There is a fine line between missing and yearning, hoping and craving, wishing and pining.
Our Arabic word of the week, shawq, straddles that fraught emotional terrain.
Often translated as longing, it is also useful in describing feelings as tender as they are fiery and it has a way of going to the heart of the matter.
No wonder it’s a word loved by creative people.
Shawq is a key driver of Hammour Ziada's 2014 Naguib Mahfouz Prize winning novel, Shawq Al Darwish (The Longing of the Dervish), about the journey of a former slave set free from prison in 19th-century Sudan.
In her epic 1965 song Aqollak eh an El Shawq (What Can I Tell You About Longing?), Egyptian singer Umm Kulthum dissects some of the states shawq inspires.

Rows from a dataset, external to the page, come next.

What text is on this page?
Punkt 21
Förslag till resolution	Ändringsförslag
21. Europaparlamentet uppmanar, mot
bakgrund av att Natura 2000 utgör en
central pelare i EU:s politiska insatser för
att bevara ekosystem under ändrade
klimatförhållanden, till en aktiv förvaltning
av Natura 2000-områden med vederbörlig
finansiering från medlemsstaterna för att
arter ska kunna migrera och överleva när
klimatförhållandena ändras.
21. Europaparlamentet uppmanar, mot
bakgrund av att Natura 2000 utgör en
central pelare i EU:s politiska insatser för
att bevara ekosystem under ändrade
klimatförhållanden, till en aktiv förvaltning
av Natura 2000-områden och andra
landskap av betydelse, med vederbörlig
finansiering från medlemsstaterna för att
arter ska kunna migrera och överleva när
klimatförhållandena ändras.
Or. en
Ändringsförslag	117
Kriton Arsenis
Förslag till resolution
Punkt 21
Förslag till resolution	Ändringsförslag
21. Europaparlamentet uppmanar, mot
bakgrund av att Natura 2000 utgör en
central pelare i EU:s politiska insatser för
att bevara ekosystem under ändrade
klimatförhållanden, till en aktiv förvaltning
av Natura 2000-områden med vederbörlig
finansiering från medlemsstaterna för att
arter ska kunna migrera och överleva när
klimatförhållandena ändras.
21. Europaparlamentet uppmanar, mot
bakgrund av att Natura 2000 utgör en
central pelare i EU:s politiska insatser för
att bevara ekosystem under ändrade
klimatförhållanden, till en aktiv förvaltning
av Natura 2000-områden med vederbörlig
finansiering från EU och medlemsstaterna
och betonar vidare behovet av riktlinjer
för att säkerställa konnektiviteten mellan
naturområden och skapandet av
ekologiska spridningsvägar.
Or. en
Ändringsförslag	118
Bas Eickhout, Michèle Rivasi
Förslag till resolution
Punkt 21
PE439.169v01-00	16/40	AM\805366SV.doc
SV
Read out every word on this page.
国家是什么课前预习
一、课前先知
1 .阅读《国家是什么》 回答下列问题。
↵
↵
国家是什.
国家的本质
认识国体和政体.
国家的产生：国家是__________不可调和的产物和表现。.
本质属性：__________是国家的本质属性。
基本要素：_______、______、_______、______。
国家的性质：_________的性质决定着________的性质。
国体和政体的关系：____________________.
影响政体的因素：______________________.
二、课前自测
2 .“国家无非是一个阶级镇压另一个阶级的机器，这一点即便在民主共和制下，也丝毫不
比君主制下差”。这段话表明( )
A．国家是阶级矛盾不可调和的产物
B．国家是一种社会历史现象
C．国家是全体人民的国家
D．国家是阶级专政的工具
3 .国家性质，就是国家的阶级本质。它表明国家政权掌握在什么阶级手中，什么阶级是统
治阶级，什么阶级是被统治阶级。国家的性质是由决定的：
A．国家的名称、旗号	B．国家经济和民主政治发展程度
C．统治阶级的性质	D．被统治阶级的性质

“What can I tell you and who else feels me, except you?” she sings.
“My nights in loving you, I stay all night and think. And whatever I tell you, there is much more in my heart.”
Umm Kulthum is right, because shawq is also used to describe various shades of love, from a mere keenness to a burning desire.
However, it also applies to loss or anguish brought on by everyday life.
Shawq ila al watan means missing your homeland.
Al bou'ed yazeed al shawq is the Arabic translation of the popular phrase "absence makes the heart grow fonder".
And if you are tormented by legal proceedings, you are experiencing tabareeh al shawq.
Shawq also has several related words — in terms of root letters used — that throw up equally compelling notions.
Meshaweq almost acts like a harbinger to shawq as it defines feelings of initial interest and fascination.
The Arabic version of the expression "grab you by the throat" is mushawweq jiddan.
Shaq is what happens when the sweetness of shawq sours, meaning troublesome, severe, onerous or heavy.
Deep and dynamic, shawq is a word describing a myriad of emotions, while also retaining its own distinctive meaning and feel.